Abstract

A 79-year-old Japanese woman visited our hospital on 6 May 2003, who had suffered from erythema and crusted vesicles located on the head, face and trunk. The eruptions first appeared in February 2003. Histopathological findings included blister formation spreading from just below the horny layers to the upper squamous layers, where acantholytic cells were observed. Direct immunofluorescence disclosed immunoglobulin G depositions in the epidermal intercellular spaces. Enzyme-linked immunosorbent assay showed an elevated titer of anti-desmoglein (Dsg)1 autoantibodies (154 index value), but almost normal levels of anti-Dsg3 autoantibodies (8 index value in serum). The diagnosis at first was made as pemphigus foliaceus (PF).
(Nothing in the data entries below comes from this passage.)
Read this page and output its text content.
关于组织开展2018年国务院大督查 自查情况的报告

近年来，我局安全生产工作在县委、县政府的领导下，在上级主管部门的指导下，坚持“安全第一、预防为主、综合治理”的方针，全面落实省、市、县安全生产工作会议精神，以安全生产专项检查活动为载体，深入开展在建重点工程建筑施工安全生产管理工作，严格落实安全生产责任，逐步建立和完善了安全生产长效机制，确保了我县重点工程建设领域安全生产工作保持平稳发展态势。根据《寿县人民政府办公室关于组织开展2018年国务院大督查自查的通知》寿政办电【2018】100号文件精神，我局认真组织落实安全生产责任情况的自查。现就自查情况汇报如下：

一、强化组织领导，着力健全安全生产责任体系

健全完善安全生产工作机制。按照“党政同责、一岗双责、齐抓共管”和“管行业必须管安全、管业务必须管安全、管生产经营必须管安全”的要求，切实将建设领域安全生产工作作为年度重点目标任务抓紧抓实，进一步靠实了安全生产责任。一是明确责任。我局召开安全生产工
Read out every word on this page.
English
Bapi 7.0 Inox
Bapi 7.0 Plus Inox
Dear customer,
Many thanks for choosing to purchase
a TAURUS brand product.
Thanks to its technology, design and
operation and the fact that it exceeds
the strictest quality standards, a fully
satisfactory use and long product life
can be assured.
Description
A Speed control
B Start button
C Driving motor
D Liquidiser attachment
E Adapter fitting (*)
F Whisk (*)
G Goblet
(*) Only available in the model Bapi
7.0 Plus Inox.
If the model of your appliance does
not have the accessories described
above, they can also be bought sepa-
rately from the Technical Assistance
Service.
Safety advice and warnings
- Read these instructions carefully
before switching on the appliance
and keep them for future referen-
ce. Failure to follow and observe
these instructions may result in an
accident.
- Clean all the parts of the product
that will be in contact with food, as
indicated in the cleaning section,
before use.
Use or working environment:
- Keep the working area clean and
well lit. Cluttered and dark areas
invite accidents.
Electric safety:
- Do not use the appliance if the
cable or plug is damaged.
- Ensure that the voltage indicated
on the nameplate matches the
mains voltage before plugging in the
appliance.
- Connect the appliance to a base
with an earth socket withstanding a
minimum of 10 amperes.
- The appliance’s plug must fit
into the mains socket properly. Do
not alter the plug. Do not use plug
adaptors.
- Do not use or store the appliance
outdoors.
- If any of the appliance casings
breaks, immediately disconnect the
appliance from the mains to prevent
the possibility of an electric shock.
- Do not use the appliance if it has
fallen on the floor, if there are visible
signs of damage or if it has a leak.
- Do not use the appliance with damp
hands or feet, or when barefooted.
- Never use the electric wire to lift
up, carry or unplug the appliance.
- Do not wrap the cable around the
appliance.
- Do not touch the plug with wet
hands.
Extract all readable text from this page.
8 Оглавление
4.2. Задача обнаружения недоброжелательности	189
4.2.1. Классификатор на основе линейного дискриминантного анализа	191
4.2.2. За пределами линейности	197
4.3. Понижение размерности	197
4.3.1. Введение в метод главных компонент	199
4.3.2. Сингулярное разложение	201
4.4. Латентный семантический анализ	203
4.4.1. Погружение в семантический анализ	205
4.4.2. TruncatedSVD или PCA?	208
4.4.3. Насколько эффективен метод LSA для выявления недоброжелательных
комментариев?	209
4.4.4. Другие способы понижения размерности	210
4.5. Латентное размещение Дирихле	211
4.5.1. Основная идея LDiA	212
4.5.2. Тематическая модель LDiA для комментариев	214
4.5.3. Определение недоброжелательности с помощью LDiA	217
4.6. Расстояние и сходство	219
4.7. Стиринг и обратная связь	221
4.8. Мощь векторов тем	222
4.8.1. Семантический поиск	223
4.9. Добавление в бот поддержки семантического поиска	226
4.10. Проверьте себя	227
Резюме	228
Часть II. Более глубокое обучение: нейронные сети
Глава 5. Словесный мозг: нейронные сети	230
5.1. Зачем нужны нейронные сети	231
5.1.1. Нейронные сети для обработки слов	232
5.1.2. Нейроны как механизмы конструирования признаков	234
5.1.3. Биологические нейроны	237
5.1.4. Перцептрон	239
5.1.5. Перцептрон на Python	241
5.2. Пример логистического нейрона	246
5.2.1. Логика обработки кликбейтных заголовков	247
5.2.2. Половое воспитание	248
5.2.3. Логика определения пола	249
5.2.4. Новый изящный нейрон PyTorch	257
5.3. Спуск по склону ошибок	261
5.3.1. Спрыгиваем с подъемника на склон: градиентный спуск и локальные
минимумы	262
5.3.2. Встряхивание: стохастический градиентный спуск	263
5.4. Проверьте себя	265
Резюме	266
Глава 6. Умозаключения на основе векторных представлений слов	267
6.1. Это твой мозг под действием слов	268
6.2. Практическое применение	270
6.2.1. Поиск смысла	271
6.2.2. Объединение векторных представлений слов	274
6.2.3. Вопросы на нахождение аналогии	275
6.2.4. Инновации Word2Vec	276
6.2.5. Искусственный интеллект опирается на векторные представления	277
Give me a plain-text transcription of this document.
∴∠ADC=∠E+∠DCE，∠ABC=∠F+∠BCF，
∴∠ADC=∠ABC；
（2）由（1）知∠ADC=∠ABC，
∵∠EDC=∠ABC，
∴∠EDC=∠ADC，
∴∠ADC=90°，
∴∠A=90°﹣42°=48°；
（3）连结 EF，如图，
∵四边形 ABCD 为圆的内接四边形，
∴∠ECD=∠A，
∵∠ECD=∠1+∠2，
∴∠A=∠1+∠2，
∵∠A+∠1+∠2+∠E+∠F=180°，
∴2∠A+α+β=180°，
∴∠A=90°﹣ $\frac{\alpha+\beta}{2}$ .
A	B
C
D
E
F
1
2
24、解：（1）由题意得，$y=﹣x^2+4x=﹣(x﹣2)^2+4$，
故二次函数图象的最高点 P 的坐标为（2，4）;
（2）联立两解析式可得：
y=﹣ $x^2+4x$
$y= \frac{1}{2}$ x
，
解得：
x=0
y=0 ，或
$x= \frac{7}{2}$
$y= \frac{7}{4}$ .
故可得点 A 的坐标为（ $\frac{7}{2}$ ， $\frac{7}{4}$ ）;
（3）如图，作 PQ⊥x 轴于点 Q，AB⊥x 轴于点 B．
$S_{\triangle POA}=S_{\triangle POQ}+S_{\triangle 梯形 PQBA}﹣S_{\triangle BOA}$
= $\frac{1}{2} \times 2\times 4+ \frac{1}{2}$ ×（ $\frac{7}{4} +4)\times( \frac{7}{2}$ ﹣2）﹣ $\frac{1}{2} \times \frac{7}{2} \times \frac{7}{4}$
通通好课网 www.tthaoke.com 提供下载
Topical use of corticosteroids alone could control the eruptions well. Systemic examinations on admission revealed a right adrenal tumor that had caused Cushing's syndrome. Its resection was performed on 24 July 2003. Histopathological diagnosis of the removed tumor was a functional adrenal adenoma. The symptoms had worsened after the resection. Topical use of corticosteroids alone could no longer control the symptoms. Additional p.o. medications of minocycline hydrochloride and nicotinic acid amides improved the symptoms to some extent. However, oral cavity erosions appeared in December 2004, and the titer of anti-Dsg3 autoantibodies in serum elevated, suggesting a transition from PF to pemphigus vulgaris (PV). p.o. administration of corticosteroids started, which improved the symptoms significantly. To date, there have been no reports of pemphigus complicated with an adrenal tumor that caused Cushing's syndrome in Japan. The present case is particularly interesting in that the symptoms became worse after the tumor resection and that the first diagnosis of PF shifted into PV after the operation.